Dr. Graham suddenly and without knocking burst into the room. His face was white and his eyes wide as he stared at his colleague. "I was right," he said.
"Right about what? "
"About John. I didn't tell anyone, but do you know what he did when we ran out of drinks at the party last night? "
Dr. Ralston frowned. "Changed water into wine?"
"Into gin; we were having martinis. And just now he left to go water skiing—and he isn't taking any water skis. Told me that with faith he wouldn 't need them. "
"Oh, no, "said Dr. Ralston. He dropped his head into his hands.
Once before in history there 'd been a virgin birth. Now fifty million virgin-born boys were growing up. In ten more years there'd be fifty million—Jaycees.

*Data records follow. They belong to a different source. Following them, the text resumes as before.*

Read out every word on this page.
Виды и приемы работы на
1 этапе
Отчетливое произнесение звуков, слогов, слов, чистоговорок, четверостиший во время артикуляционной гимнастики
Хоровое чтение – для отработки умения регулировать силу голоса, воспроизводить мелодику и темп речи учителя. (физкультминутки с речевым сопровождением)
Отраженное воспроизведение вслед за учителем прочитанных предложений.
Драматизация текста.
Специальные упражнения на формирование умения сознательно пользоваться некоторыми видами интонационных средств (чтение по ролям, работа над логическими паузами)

"No," sobbed Dr. Ralston, "no!"
Pi in the Sky
ROGER JEROME PHLUTTER ,for whose absurd surname I offer no defense other than it is genuine, was, at the time of the events of this story, a hard-working clerk in the office of the Cole Observatory.
He was a young man of no particular brilliance, although he performed his daily tasks assiduously and efficiently, studied the calculus at home for one hour every evening, and hoped some day to become a chief astronomer of some important observatory.
Nevertheless, our narration of the events of late March in the year 1999 must begin with Roger Phlutter for the good and sufficient reason that he, of all men on earth, was the first observer of the stellar aberration.
Meet Roger Phlutter.
Tall, rather pale from spending too much time indoors, thickish, shell-rimmed glasses, dark hair close-cropped in the style of the nineteen nineties, dressed neither particularly well nor badly, smokes cigarettes rather excessively... .
At a quarter to five that afternoon, Roger was engaged in two simultaneous operations. One was examining, in a blink-microscope, a photographic plate taken late the previous night of a section in Gemini. The other was considering whether or not, on the three dollars remaining of his pay from last week, he dared phone Elsie and ask her to go somewhere with him.
Every normal young man has undoubtedly, at some time or other, shared with Roger Phlutter his second occupation, but not everyone has operated or understands the operation of a blink-microscope. So let us raise our eyes from Elsie to Gemini.